It’s Thursday people and that can only mean one thing! Ok, yes, two things. We’re closer to Friday AND I’ve got a serious Throat Punch to dole out.
It’s also coupled with a round house, triple sow cow, double axel face jab.
No, I’m not kidding.
Some people have no social skills, this is why I rarely engage in small talk, it saves me from the uncomfortable lags in conversation, the inappropriate questions or comments, and the lack of intelligence that 80% of the population seem to have.

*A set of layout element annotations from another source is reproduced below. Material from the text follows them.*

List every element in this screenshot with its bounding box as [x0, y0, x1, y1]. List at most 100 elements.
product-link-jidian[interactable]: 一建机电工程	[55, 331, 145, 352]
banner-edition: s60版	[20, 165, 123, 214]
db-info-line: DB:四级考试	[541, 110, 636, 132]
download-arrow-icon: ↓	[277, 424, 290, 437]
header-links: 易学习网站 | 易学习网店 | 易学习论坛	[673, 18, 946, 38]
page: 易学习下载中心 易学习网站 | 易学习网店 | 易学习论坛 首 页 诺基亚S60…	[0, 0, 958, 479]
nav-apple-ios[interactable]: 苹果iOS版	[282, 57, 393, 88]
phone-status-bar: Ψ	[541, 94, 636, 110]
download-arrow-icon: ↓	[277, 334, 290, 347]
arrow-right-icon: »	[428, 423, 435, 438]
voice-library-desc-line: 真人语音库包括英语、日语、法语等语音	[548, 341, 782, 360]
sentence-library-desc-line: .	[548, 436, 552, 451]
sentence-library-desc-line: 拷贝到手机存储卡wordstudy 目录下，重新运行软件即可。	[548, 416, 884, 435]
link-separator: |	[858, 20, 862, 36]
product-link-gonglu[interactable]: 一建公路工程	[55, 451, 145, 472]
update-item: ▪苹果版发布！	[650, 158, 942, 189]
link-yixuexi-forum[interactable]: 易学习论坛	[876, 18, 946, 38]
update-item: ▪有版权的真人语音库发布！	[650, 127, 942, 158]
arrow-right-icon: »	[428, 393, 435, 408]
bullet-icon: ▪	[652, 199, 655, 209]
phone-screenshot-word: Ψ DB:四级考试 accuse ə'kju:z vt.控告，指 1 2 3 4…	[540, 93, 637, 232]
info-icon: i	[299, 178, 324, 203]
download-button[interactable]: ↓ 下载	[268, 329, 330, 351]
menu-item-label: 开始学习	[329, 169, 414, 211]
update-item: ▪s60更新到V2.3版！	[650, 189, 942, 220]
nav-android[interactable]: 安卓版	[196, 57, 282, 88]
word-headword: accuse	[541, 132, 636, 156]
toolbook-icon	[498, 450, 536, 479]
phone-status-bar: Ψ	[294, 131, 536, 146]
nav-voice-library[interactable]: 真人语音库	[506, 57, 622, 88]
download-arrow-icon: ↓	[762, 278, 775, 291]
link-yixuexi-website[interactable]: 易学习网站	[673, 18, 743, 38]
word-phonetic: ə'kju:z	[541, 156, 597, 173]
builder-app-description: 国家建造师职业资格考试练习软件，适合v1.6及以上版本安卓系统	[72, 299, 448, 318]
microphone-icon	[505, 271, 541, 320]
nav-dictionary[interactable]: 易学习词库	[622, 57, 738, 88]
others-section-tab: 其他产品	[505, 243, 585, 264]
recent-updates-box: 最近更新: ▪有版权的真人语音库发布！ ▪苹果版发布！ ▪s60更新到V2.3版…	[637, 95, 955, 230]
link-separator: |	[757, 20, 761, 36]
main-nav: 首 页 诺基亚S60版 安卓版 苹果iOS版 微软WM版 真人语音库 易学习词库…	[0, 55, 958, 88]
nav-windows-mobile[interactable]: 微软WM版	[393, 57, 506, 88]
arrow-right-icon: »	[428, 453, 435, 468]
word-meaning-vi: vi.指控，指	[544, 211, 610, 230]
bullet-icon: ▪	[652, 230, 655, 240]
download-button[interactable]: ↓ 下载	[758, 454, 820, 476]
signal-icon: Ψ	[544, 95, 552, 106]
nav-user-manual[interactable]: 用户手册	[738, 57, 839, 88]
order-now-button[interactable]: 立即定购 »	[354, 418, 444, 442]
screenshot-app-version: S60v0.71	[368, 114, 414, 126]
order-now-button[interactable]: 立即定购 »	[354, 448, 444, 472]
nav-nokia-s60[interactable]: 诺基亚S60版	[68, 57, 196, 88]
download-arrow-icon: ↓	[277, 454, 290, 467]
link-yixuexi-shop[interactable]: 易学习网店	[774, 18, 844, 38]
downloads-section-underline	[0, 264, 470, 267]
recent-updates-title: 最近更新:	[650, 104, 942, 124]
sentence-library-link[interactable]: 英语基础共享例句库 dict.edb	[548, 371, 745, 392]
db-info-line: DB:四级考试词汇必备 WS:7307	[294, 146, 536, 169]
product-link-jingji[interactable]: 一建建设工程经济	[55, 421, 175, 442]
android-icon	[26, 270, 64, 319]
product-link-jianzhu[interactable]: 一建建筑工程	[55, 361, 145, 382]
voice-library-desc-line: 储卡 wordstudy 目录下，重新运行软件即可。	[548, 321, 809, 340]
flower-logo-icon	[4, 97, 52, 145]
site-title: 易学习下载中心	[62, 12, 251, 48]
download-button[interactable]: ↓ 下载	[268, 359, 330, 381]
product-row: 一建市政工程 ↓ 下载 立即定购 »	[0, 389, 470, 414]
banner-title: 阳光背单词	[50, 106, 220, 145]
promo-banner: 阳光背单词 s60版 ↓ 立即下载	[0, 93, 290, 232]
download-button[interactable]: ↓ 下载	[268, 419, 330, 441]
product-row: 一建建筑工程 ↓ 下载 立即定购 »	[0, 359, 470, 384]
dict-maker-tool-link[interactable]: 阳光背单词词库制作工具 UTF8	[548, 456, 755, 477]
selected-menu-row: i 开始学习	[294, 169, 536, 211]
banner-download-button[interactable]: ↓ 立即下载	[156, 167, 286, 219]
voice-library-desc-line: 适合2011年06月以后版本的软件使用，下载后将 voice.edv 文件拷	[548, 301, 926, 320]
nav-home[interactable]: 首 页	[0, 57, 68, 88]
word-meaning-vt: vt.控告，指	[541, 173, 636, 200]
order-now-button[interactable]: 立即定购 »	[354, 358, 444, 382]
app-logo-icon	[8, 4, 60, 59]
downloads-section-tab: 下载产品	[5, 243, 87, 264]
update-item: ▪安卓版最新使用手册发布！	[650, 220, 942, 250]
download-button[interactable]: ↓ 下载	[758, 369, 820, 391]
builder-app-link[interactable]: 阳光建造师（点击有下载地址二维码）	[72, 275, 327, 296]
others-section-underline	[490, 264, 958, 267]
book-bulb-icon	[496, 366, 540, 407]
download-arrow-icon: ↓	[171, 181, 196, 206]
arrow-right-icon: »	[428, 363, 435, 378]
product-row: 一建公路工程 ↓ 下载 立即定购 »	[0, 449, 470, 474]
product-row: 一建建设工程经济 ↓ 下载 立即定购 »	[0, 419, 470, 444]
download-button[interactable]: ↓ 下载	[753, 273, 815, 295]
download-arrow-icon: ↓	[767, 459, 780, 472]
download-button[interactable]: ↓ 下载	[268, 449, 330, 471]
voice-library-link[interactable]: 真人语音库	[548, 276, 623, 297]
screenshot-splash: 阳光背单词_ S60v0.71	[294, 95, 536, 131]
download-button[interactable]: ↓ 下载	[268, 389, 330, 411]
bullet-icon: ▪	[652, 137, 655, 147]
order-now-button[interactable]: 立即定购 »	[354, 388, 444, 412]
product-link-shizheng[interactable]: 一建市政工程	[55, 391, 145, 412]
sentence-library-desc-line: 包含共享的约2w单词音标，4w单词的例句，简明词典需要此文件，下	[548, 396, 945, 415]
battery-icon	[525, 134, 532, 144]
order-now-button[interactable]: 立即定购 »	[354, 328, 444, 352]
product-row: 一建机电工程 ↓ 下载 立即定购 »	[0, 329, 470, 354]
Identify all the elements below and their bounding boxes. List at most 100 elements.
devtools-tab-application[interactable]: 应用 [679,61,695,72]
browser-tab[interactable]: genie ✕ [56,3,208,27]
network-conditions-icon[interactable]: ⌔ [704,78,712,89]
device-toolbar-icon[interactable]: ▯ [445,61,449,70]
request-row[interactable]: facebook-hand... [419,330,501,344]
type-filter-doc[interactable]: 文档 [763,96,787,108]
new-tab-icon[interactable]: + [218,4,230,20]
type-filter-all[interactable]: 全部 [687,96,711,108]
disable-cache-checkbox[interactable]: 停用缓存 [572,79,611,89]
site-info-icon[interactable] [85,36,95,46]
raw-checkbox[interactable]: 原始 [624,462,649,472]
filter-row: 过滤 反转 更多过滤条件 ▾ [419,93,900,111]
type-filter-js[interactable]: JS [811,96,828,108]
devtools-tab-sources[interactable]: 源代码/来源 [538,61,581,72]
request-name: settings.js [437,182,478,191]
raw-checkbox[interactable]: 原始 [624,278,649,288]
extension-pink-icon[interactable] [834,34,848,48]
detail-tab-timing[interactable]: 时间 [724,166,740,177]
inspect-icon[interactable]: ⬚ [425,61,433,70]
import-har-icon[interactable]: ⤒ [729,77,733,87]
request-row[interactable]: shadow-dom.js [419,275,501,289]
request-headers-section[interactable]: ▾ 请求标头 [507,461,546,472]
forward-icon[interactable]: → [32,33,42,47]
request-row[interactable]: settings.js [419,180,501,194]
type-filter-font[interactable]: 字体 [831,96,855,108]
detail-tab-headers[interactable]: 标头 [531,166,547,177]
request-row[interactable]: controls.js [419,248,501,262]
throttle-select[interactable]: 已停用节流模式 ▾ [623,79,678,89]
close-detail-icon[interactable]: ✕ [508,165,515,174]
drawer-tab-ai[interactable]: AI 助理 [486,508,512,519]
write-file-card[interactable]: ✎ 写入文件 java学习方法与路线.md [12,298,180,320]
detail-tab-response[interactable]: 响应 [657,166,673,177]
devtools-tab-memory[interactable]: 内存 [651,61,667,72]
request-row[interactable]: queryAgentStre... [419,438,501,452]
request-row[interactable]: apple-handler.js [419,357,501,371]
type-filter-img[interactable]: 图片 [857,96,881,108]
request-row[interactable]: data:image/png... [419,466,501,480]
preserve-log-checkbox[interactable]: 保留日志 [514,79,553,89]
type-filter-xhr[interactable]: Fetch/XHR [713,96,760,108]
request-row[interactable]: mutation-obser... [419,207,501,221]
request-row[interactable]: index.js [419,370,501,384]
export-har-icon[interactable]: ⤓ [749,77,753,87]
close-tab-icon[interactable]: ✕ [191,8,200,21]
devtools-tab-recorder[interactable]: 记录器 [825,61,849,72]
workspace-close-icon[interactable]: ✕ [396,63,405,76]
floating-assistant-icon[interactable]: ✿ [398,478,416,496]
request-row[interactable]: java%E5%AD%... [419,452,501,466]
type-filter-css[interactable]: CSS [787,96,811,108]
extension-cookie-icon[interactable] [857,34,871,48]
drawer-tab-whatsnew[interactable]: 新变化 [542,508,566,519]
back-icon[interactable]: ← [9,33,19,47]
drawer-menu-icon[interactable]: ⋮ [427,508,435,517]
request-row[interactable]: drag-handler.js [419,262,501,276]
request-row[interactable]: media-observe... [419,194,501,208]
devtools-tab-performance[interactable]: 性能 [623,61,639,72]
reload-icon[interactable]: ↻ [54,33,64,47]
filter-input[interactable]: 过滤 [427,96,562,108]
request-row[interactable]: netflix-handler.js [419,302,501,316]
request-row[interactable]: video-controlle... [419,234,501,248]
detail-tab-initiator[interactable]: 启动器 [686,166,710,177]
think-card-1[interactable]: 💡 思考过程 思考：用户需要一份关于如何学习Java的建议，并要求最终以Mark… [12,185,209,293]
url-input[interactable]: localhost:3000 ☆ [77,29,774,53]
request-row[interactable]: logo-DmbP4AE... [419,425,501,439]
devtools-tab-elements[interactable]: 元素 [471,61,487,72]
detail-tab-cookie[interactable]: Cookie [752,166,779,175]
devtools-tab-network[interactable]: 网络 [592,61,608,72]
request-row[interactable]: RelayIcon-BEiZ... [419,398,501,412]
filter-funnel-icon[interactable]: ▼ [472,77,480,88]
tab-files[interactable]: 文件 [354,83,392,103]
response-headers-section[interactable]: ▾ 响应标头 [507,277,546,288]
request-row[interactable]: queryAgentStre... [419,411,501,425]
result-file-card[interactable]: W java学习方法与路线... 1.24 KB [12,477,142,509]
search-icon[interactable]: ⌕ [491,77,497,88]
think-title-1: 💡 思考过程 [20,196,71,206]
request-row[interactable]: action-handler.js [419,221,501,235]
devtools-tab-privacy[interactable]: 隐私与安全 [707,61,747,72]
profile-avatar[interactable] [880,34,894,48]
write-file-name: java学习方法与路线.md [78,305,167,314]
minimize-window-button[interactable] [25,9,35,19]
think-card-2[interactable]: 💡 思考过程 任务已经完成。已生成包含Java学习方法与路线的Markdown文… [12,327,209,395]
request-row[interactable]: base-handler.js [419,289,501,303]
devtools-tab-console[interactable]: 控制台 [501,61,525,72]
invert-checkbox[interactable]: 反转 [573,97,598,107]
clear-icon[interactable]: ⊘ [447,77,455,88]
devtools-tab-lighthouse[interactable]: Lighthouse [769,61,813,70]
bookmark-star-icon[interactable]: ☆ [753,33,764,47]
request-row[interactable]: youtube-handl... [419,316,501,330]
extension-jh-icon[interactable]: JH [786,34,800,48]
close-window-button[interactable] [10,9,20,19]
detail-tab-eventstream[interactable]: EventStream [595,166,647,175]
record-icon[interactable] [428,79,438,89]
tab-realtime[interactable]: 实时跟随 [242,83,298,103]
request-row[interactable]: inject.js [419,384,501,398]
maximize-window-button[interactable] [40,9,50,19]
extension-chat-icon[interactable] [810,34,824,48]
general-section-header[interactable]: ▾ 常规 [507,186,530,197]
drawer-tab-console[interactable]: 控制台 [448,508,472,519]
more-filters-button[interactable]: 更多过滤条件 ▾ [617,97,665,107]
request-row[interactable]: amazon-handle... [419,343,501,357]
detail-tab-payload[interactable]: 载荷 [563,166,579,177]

But, occasionally, if forced by my job, or because someone’s conversations skills mesh well with mine, I throw my rules to the wind and chat away. When it’s with my job I remain reserved and keep emotion out of it, however, when I think I may have found a new friend (sigh) I use my judgement and bring out the funny according to their humour scale. I let them into my circle of hilarity.
And then sometimes my judgement fails. Sometimes there are wolves in sheep’s clothing that are pretending to be entertaining but are actually socially inept, unintelligent imposters who snuck in to the hilarity circle!
I’m ashamed to say I recently let my guard down and a wolf got in.
To the wolf, you are stealthy; however, you are also strange and awkward. When I told you I loved you because it was closer to 4:00pm than I realized I didn’t really mean I loved you, it’s a figure of speech. You were wearing the watch, I loved that you told me this wonderful news. I find it odd that you took me literally and then explained to me that I shouldn’t love you. You are weird and this is part of what began to give you away.
Next time someone attempts to read the jacket of the novel you are reading, a common interest among humans, you should not grab the book and tell them it is your personal property and that they should ask before touching it. This is strange behaviour and no way to make friends.
When someone compliments you on the shirt you are wearing and asks you where you bought it, normal people are appreciative. The wrong answer is to tell them to respect your personal space. This will keep people from coming anywhere near you. Kind of like how I’m never going to come near you again.
For your behaviour, awkward responses, and sneaky wolf moves I am giving you a massive Throat Punch.
This may not do anything, you will probably continue your strange interactions and learn nothing, but it sure made me feel better.